A medida que hemos ido profundizando en la convicción de que la realidad es falsa y la razón una trampa, ancho se ha hecho el terreno de las fake news, las desinformaciones, las manipulaciones mediáticas, las medias verdades, los memes demagógicos, la demagogia en general, el maniqueísmo mentiroso, la entronización del sentir sobre los datos, la utilización del dato científico de forma torticera, el precocinado de estadísticas, la creación de relatos emocionales sobre cualquier cuestión que convenga, el desprecio a las jerarquías de conocimiento… Se trata de un contexto extremadamente disgregador, con apariencia de liberación. Todo lo que podría ser racional y honesto se debilita por medio de proposiciones falaces.

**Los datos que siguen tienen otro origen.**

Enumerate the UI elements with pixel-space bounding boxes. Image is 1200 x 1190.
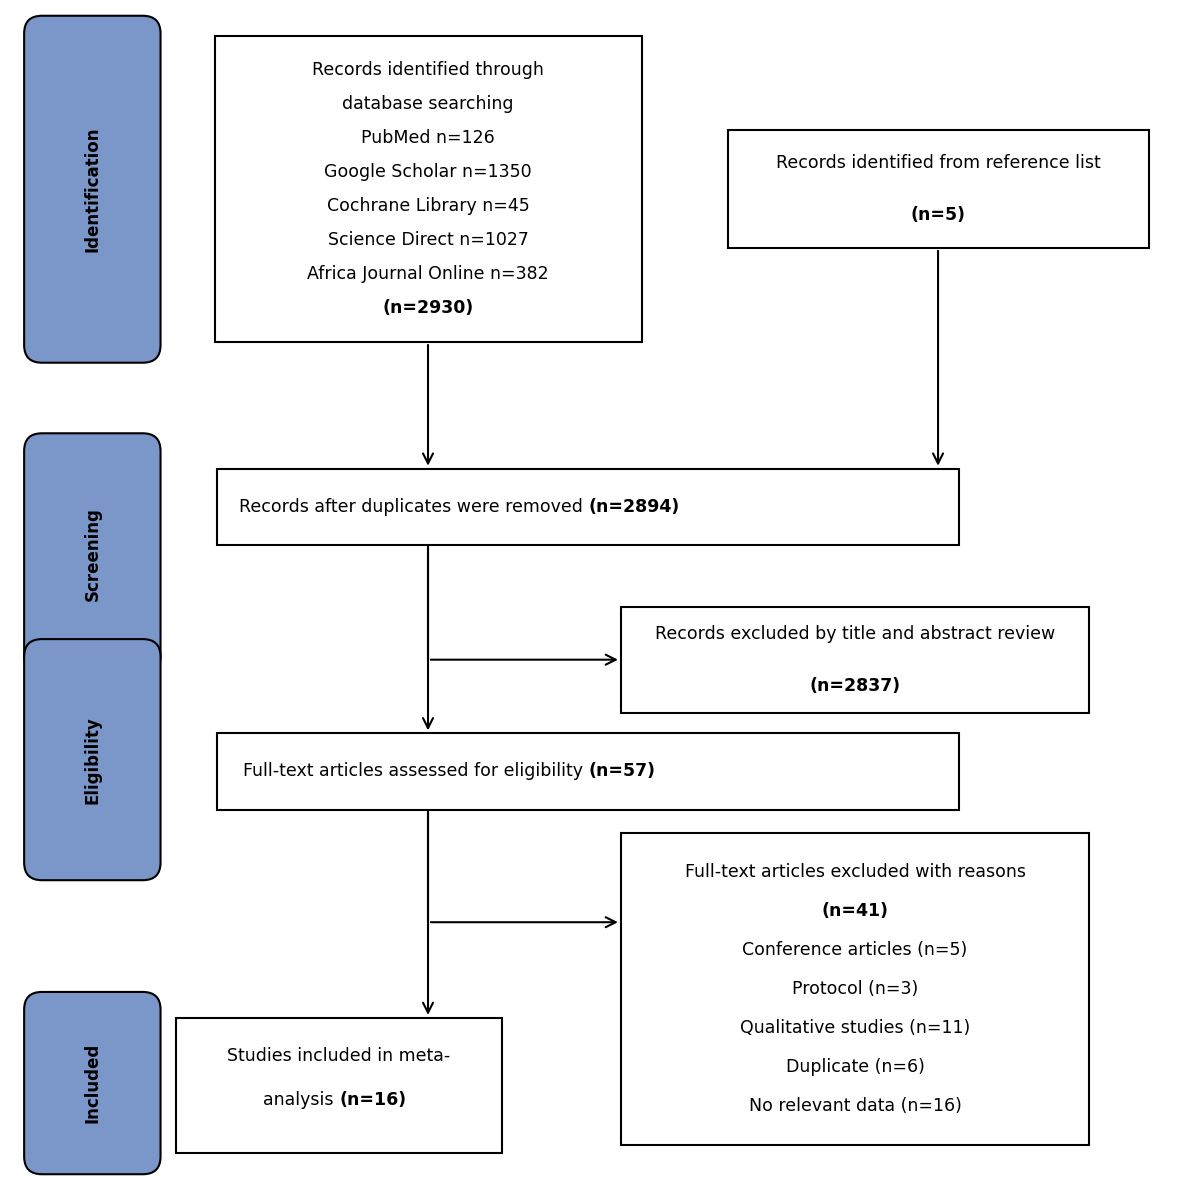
Text: Records identified from reference list: Records identified from reference list (775, 155, 1100, 173)
FancyBboxPatch shape (727, 131, 1148, 248)
Text: Cochrane Library n=45: Cochrane Library n=45 (326, 198, 529, 215)
Text: Identification: Identification (83, 126, 101, 252)
Text: Studies included in meta-: Studies included in meta- (228, 1047, 451, 1065)
FancyBboxPatch shape (24, 992, 161, 1175)
FancyBboxPatch shape (176, 1017, 502, 1153)
Text: Records excluded by title and abstract review: Records excluded by title and abstract r… (655, 625, 1055, 643)
Text: Records after duplicates were removed: Records after duplicates were removed (239, 497, 588, 515)
Text: (n=5): (n=5) (911, 206, 966, 224)
Text: Google Scholar n=1350: Google Scholar n=1350 (324, 163, 532, 181)
FancyBboxPatch shape (24, 15, 161, 363)
Text: Eligibility: Eligibility (83, 715, 101, 803)
Text: Included: Included (83, 1042, 101, 1123)
Text: database searching: database searching (342, 95, 514, 113)
Text: (n=16): (n=16) (340, 1090, 406, 1109)
Text: (n=57): (n=57) (588, 763, 655, 781)
Text: Qualitative studies (n=11): Qualitative studies (n=11) (740, 1019, 970, 1036)
Text: PubMed n=126: PubMed n=126 (361, 130, 494, 148)
Text: No relevant data (n=16): No relevant data (n=16) (749, 1097, 961, 1115)
Text: Duplicate (n=6): Duplicate (n=6) (786, 1058, 924, 1076)
FancyBboxPatch shape (217, 469, 959, 545)
FancyBboxPatch shape (24, 433, 161, 675)
FancyBboxPatch shape (215, 37, 642, 343)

El gobernante populista prefiere para sí, para su relato, un pueblo sufriente, descontento, dispuesto a acabar con parte o incluso con todo lo existente. Prefiere, porque lo puede manipular, un pueblo víctima. Y por ello gran parte de sus esfuerzos se dirigen a alimentar el descontento, incluso cuando gobiernan. Esto sí, descontento no para con ellos, sino para con el otro. A falta de pueblo descontento hasta el extremo victimario, buenas son unas identidades maltrechas o que se pueden “maltrechar” y soliviantar: la mujer, los “racializados», los gays y lesbianas y transexuales, las víctimas del cambio climático… También a los animales y a la naturaleza y al planeta se les victimiza, aunque, en ese caso, la identidad maltrecha es la de los animalistas, los ecologistas, los luchadores contra el cambio climático. Bien se ha observado que lo woke es un neo marxismo en el que se ha sustituido a los obreros por estas identidades. O bien podemos colegir que se trata de un neo cristianismo en el que se ha sustituido a Jesús en la cruz por las nuevas identidades: un simulacro, ya paródico, de los cristianos siendo martirizados.
El caso es que no estamos dando pasos emancipatorios, racionales, en pos de la verdad, sino conservadores, en pos del grupo pequeño y mediante propaganda y falacias. Y, contra lo que algunos creen, nada de lo que nos están ofreciendo es realmente progresista.